Os fósseis são de estromatólitos - formações produzidas por colônias de cianobactérias, microrganismos que desempenharam papel fundamental na oxigenação da atmosfera terrestre. As estruturas se formam pelo crescimento sucessivo de camadas bacterianas que, ao longo de bilhões de anos, acumulam sedimentos e minerais, resultando em sua gradual calcificação.
A descoberta foi feita pelo professor Kennedy Martinez, do Departamento de Anatomia e Imagem (IMA), que identificou as estruturas após anos de observação e estudo. Segundo o pesquisador, grande parte do território que hoje corresponde a Minas esteve coberta por mares rasos e quentes há bilhões de anos, condições ideais para o desenvolvimento dos estromatólitos.
As rochas presentes na faculdade são originárias da região de Ouro Preto, mais especificamente da antiga Pedreira Cumbi, conhecida pela extração desse tipo de mármore dolomítico - rocha natural composta por carbonato de cálcio e magnésio.
O professor destaca ainda que o revestimento é original e nunca passou por reformas significativas. Os fósseis podem ser observados no saguão principal da Faculdade de Medicina da UFMG e em áreas da biblioteca.
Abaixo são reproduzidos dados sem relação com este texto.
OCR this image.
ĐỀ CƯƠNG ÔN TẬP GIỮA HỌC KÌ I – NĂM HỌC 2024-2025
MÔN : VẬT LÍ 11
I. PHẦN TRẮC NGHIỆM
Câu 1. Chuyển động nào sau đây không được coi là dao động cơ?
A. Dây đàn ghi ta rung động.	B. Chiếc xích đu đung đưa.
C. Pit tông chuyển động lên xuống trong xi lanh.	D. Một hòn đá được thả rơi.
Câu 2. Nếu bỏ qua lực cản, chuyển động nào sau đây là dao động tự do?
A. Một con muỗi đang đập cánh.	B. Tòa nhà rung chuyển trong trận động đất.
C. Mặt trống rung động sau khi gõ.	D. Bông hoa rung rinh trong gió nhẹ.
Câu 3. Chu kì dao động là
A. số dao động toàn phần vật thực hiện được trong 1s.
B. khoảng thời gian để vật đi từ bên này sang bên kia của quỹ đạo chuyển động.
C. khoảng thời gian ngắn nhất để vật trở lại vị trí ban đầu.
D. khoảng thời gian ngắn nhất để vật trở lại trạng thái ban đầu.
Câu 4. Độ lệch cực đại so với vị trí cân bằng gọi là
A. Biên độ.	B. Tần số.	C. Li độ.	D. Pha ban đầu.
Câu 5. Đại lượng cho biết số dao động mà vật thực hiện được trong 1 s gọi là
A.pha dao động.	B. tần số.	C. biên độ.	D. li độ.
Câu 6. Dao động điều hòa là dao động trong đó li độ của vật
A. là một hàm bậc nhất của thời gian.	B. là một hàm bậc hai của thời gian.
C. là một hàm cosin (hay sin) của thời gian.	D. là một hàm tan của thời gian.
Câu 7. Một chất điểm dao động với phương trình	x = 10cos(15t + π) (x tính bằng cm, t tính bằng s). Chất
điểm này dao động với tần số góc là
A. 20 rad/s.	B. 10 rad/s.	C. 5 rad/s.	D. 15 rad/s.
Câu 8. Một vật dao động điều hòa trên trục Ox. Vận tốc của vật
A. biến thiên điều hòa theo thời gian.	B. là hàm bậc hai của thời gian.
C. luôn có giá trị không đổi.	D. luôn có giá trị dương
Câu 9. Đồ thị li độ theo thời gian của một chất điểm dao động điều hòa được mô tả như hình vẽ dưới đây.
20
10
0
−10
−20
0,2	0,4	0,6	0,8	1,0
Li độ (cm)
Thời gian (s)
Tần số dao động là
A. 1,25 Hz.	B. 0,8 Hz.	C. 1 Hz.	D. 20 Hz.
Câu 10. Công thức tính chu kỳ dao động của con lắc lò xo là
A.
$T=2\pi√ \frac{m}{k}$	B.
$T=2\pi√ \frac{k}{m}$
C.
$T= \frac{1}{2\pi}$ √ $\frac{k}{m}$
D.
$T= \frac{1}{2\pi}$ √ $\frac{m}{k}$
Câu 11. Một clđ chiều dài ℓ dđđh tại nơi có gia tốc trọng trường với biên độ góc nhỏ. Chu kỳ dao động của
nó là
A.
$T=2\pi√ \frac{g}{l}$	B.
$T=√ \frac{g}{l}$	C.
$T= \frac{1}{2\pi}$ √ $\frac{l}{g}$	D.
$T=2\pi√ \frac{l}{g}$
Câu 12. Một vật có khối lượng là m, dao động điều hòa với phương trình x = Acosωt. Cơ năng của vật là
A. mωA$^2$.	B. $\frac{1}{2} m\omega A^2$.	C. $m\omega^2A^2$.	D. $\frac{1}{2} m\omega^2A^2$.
Os vestígios geológicos aparecem em cortes transversais da rocha, formando desenhos que lembram uma pelagem de onça. “Cada uma dessas marcas corresponde a uma antiga colônia de cianobactérias que cresceu verticalmente, em um processo que podemos comparar ao empilhamento de moedas”, explica Kennedy.
Conforme a universidade, a identificação dos fósseis foi possível graças à experiência do pesquisador em morfologia e anatomia, áreas que exigem atenção a formas e padrões. Embora já suspeitasse da presença dos estromatólitos há cerca de oito anos, a confirmação só ocorreu após a realização de registros fotográficos, comparações detalhadas e consultas a especialistas em paleontologia.
De acordo com os especialistas consultados, além dos estromatólitos encontrados na faculdade estarem entre os mais antigos já registrados no Brasil, os vestígios figuram entre os exemplares mais antigos do mundo. A avaliação é do professor Rodrigo Lopes Ferreira, do Departamento de Ecologia e Conservação da Universidade Federal de Lavras (UFLA).